Wednesday, June 17, 2026
Beaglesonia in Summer
Back in the day, I used to spend all winter dragging logs out of the swamp. Then I would spend most of the spring and summer cutting them up and splitting the larger pieces. The really small stuff had already been cut up at the site and brought out in the front-end loader. The device you see on the left is my hydraulic splitter. I think I have some pictures of it in use, and I will show them to you when I come across them.
The splitter can be adjusted to operate either horizontally or vertically. I found that vertical worked better for my purposes. As I split each block, I would stack the pieces in the loader and dump them in the structure you saw in the background of the first picture. Then in the winter I would use the same loader to bring them into the garage where the wood furnace is located. It's hard to believe that I was ever capable of doing such work, but I was.
Thursday, June 11, 2026
Institute Head count.
A brief google search on my part reveals that daylight in the swamp basically means shake a leg, which could also mean get up and boogie. I sent Old Dog an email and he confirms that while he is not about to get up and boogie, he could if something moved him too. Me too, could get up and boogie, well not much of a hoofer, but I can walk till the cows come home and feel just fine. Apparently cows when they are eating God's good grass tend to linger a bit.
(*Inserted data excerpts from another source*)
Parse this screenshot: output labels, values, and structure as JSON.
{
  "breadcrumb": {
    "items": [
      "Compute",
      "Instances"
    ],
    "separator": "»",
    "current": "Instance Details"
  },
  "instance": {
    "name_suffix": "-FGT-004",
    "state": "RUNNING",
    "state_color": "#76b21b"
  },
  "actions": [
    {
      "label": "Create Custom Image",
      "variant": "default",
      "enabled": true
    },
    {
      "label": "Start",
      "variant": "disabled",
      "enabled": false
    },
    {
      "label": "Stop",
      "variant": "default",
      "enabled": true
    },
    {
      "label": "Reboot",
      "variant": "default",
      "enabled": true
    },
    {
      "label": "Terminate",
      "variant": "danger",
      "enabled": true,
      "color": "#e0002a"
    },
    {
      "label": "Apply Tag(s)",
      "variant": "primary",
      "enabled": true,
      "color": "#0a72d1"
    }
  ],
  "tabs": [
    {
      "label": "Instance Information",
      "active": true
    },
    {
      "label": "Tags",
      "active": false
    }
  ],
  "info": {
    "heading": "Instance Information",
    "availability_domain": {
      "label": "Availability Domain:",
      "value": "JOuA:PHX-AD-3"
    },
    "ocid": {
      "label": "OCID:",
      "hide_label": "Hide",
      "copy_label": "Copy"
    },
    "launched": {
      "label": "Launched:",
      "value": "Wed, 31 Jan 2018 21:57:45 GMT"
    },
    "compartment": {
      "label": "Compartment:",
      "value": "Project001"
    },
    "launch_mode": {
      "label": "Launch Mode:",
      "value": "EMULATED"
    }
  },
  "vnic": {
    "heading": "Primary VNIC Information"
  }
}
Just keeping Beagles caught up with the health of his associates. We don't want to be those oldsters that can go on and on about our conditions and the various meds we take, though when prompted I have to stifle the urge to yak on on the subject till the cows come home.
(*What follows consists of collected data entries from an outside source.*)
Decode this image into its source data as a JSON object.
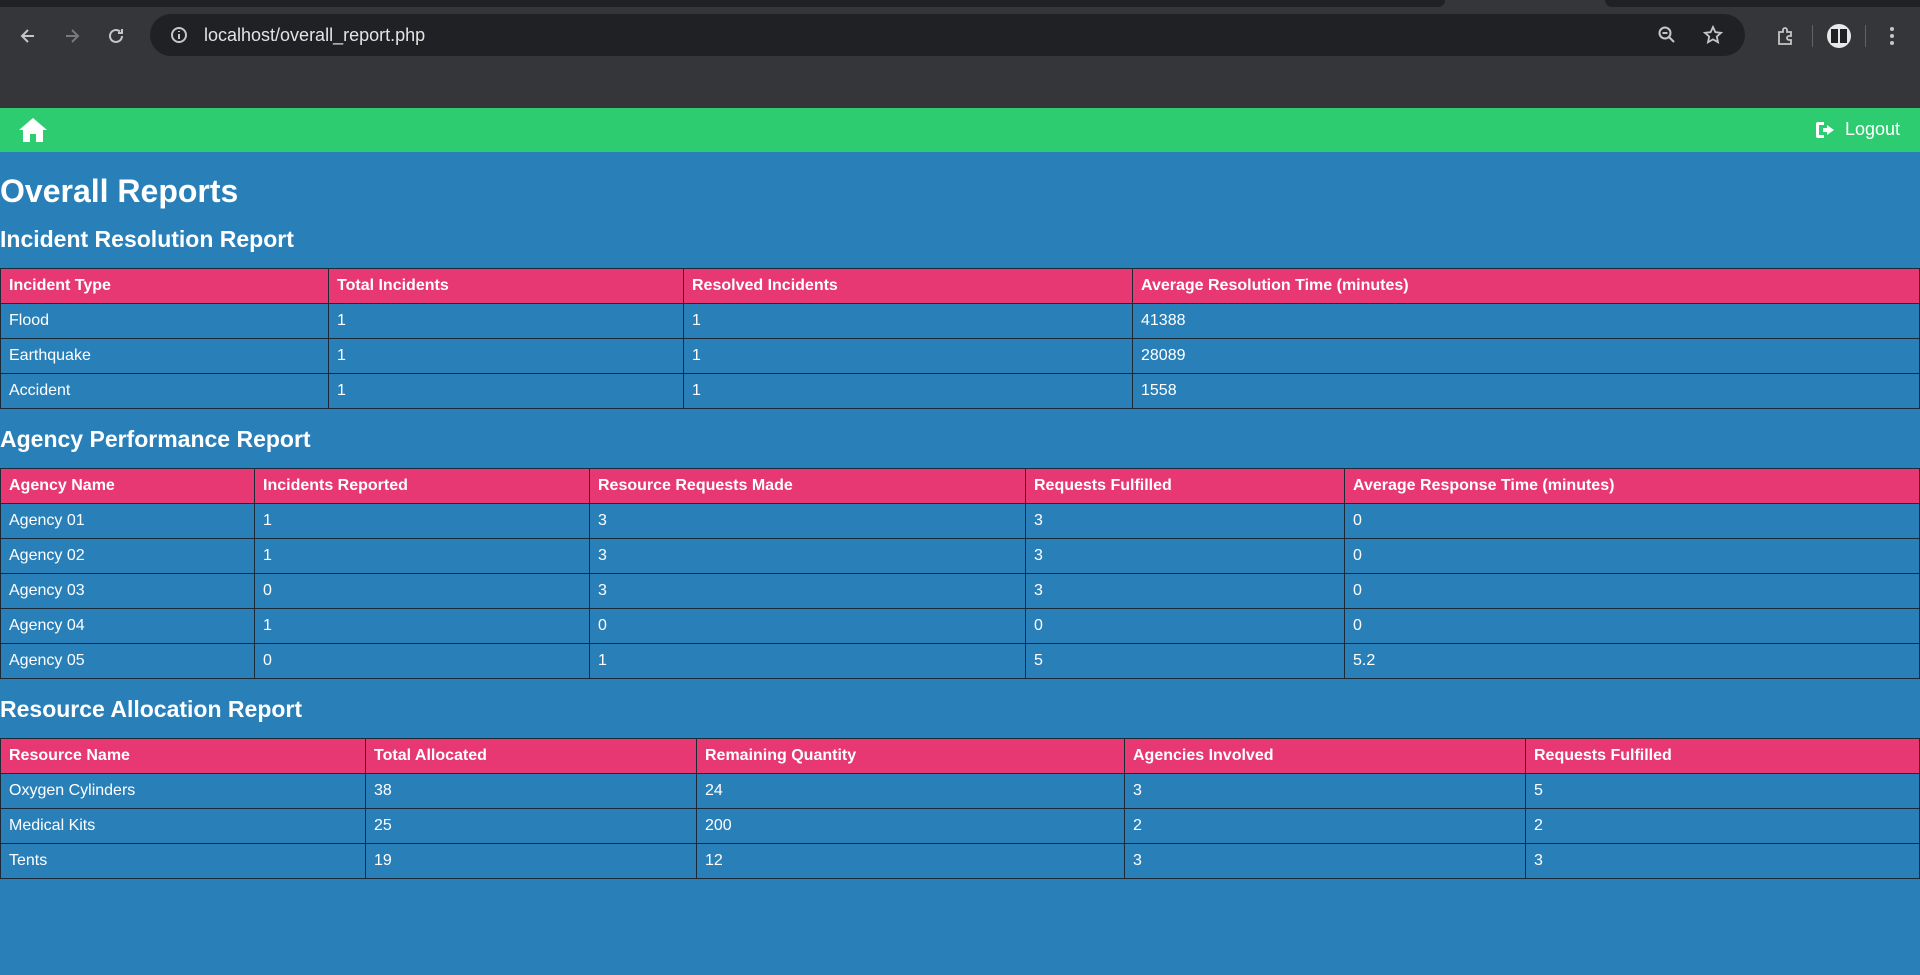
{
  "browser": {
    "url": "localhost/overall_report.php"
  },
  "navbar": {
    "logout_label": "Logout"
  },
  "page": {
    "title": "Overall Reports"
  },
  "incident_report": {
    "title": "Incident Resolution Report",
    "headers": [
      "Incident Type",
      "Total Incidents",
      "Resolved Incidents",
      "Average Resolution Time (minutes)"
    ],
    "rows": [
      [
        "Flood",
        "1",
        "1",
        "41388"
      ],
      [
        "Earthquake",
        "1",
        "1",
        "28089"
      ],
      [
        "Accident",
        "1",
        "1",
        "1558"
      ]
    ]
  },
  "agency_report": {
    "title": "Agency Performance Report",
    "headers": [
      "Agency Name",
      "Incidents Reported",
      "Resource Requests Made",
      "Requests Fulfilled",
      "Average Response Time (minutes)"
    ],
    "rows": [
      [
        "Agency 01",
        "1",
        "3",
        "3",
        "0"
      ],
      [
        "Agency 02",
        "1",
        "3",
        "3",
        "0"
      ],
      [
        "Agency 03",
        "0",
        "3",
        "3",
        "0"
      ],
      [
        "Agency 04",
        "1",
        "0",
        "0",
        "0"
      ],
      [
        "Agency 05",
        "0",
        "1",
        "5",
        "5.2"
      ]
    ]
  },
  "resource_report": {
    "title": "Resource Allocation Report",
    "headers": [
      "Resource Name",
      "Total Allocated",
      "Remaining Quantity",
      "Agencies Involved",
      "Requests Fulfilled"
    ],
    "rows": [
      [
        "Oxygen Cylinders",
        "38",
        "24",
        "3",
        "5"
      ],
      [
        "Medical Kits",
        "25",
        "200",
        "2",
        "2"
      ],
      [
        "Tents",
        "19",
        "12",
        "3",
        "3"
      ]
    ]
  },
  "colors": {
    "navbar": "#2ecc71",
    "background": "#2980b9",
    "table_header": "#e73874"
  },
  "icons": [
    "back-icon",
    "forward-icon",
    "reload-icon",
    "site-info-icon",
    "zoom-icon",
    "star-icon",
    "extensions-icon",
    "profile-icon",
    "menu-icon",
    "home-icon",
    "logout-icon"
  ]
}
Nice pics Beagles, keep them coming.
Wednesday, June 10, 2026
Daylight in the Swamp!
I have heard of at least two versions of the origin of this phrase. One version is that this call was used to wake up the lumberjacks in the morning, meaning that, since it's daylight in the swamp, it's time to be up and working. The other version is that it was the lumberjack's mission to let some daylight into the swamp. Either way, I thought it would be an appropriate title for these "before" and "after" photos.
Tuesday, June 9, 2026
Testing Photo App
Tuesday, May 26, 2026
Sounds Serious
Sorry to hear about all the medical trouble that Uncle Ken is having. What else can I say? The medical people I have been dealing with have been much more willing to share the results of all the tests and procedures that I have been going through the last few years. If anything, I have frequently suspected that they were overstating my problems, but time has proven that they were mostly right after all.
They tried to put me on oxygen years ago, but I just couldn't see myself dragging those tanks around. Turns out there is indeed a better way. It's called an oxygen concentrator. It's a portable machine that takes in atmospheric air and strips the nitrogen out of it, delivering a high concentration of oxygen to your nose through a rubber hose. It's not as intrusive as it sounds. It would be easy to forget that I'm wearing it except that my wife tells me when I've had enough. She says it makes me talk like a machine gun, but I have been accused of that all my life, although, come to think of it, not lately. Maybe this means I am getting back to my own self after all these years. One can only hope.
I have bought one of those DVD/CD players that Old Dog told me about, but I haven't had the chance to try it out yet. I could be doing it now, but then I wouldn't be writing this post. Maybe tomorrow.